Grischuk-Tomashevsky 3-0 passte bedingt bis gar nicht zum Verlauf der drei Partien – das sagte Grischuk danach selbst (Kramnik, der ja laut Kramnik immer besser bis gewonnen steht, hätte sich nicht so geäussert). In der ersten Partie riskierte Grischuk mit Schwarz Königsindisch, darauf hatte Tomashevsky (s)eine Antwort: die Stellung nach 8.g4 hatte er bereits sechsmal und erzielte daraus zuvor 5,5/6 – das Remis schaffte Ivan Saric, nicht etwa Grischuk (FIDE Grand Prix 2015), auch nicht Nakamura oder Morozevich (zum Zeitpunkt der Partie 2012 Weltklasse) oder Kamsky (zum Zeitpunkt der Partie 2019 nicht mehr Weltklasse) und auch nicht der zum Zeitpunkt der Partie noch sehr junge Bogdan-Daniel Deac. Und auch diesmal stand Tomashevsky zunächst klar besser, aber dann passierte, was im Königsinder manchmal passiert: Weiß steht am Damenflügel überlegen, passt nicht auf und es knallt am Königsflügel.

In der zweiten Partie gewann Grischuk im Turmendspiel. Das Mittelspiel war lange ausgeglichen, im Endspiel hatte er wohl von Anfang an Oberwasser.

In der dritten Partie hatte dann Tomashevsky klaren Endspielvorteil, dann war dieser dahin und dann überschritt er offenbar die Bedenkzeit. Oder war es ein mouse slip, wie bei einem meiner Vereinskollegen? In einem vereinsinternen Lichess-Turnier schrieb er in den Chat „ich wollte remis anbieten, offenbar habe ich aufgegeben“.

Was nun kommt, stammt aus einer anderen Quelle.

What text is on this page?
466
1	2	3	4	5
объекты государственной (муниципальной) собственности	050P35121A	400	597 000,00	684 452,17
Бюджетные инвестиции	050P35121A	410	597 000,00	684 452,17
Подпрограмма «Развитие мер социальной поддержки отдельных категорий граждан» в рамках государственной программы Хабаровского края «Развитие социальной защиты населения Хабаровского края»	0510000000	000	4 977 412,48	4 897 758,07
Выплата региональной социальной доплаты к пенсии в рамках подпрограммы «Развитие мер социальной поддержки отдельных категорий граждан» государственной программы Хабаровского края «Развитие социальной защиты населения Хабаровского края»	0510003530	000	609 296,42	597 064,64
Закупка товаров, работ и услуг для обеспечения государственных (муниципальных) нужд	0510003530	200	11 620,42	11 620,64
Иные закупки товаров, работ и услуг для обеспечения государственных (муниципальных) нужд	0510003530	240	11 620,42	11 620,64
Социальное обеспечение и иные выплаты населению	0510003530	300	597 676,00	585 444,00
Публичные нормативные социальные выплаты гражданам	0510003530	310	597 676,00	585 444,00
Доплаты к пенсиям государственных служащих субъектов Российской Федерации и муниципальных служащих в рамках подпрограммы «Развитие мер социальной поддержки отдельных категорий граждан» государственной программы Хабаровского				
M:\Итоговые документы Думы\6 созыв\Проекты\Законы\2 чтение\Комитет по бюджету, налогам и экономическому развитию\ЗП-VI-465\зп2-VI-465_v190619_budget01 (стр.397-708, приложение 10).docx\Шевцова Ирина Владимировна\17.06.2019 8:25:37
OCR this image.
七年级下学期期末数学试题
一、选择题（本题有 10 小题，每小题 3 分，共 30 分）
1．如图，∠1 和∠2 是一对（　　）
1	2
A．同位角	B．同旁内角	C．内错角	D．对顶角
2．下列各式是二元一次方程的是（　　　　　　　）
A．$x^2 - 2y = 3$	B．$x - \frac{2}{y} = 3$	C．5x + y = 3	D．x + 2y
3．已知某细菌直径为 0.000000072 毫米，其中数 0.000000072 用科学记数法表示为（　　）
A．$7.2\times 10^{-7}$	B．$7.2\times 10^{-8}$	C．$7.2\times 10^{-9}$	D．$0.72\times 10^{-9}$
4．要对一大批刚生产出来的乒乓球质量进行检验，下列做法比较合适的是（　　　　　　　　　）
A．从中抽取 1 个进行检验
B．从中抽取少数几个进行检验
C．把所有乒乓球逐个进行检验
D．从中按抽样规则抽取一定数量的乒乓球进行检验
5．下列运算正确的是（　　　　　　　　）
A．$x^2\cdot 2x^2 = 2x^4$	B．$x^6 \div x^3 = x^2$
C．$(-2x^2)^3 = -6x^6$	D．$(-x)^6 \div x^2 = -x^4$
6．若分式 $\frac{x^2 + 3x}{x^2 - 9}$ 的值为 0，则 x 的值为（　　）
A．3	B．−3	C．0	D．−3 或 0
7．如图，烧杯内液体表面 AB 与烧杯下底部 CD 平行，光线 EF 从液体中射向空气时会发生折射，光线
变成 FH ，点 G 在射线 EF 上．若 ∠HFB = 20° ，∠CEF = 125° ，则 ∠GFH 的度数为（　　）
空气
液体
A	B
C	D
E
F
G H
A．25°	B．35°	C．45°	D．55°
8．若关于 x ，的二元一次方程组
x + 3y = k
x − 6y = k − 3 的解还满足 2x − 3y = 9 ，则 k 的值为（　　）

Im anschließenden Interview sagte Grischuk, neben dem bereits Erwähnten, dasselbe wie tags zuvor: Am wichtigsten ist, dass das Turnier stattgefunden hat.

Wie geht es weiter? Grischuk und Svidler sitzen schon morgen wieder am Computer, nun beim Steinitz Memorial. Tomashevsky muss dagegen pausieren, und Kramnik will sicher wieder pausieren. Danach beginnt dann – jedenfalls laut einer Carlsen-freundlichen Quelle – eine neue Ära im Schach, bzw. sie hat bereits begonnen: Carlsen verteilt noch mehr Geld an sich selbst und ausgewählte andere Weltklassespieler. Woher insgesamt eine Million (Dollar, nicht Rubel) eigentlich stammt, das wird nicht verraten.

Die Grand Chess Tour pausiert ja, diese „neue Ära im Schach“ gibt es anno 2020 nicht. Aber Rex $inquefield hat laut Kommentaren auf chess24 gekontert und veranstaltet sein eigenes Turnier für vier amerikanische Spieler. Alternative wäre ein COVID-19 Benefizturnier in den USA, dafür fehlt im plötzlich vollen Internetschach-Terminkalender wohl die Zeit.